The problem is, this is not the way it seems to work in the real world. More often than not, there is no notice of what I have done - therefore, I often stop doing it. However, the reality is that I do need to continue to do it to move forward both in my career and my life - even though I there is no recognition specifically forthcoming.
This is the core of my problem then - how do I self motivate towards larger goals without the instant gratification of recognition? How do I keep on when it seems no-one else is watching or noticing?
One train of thought, I suppose, is that of attaching your own rewards to the goals: achieve this, reward yourself with that. The only problem with that is usually things that I would reward myself with are far beyond the easy grasp (financially) of what I have available to me, and seldom in a timely manner with the achievement.

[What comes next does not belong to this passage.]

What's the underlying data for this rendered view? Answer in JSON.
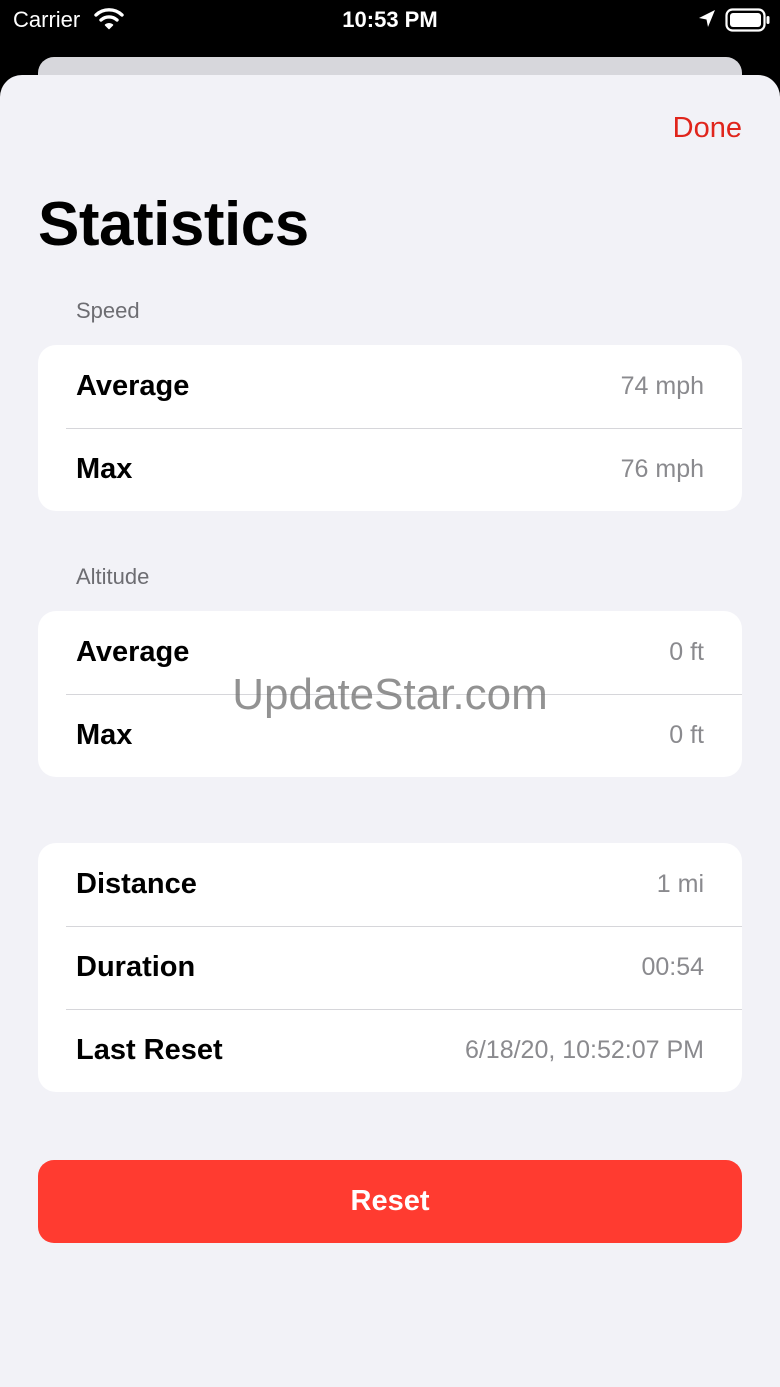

Another train of thought would simply be to recognize yourself in your mind and move on. This could work I suppose; the difficulty is that when I do something like that and mentally give myself the "Attaboy", it hardly has any impact on my thinking or my self image - seeing myself as having accomplished something is not something that impacts me.
So how do I do it then? How do I embed what I want to do so deeply that I hold to it, no matter whether recognition comes or not?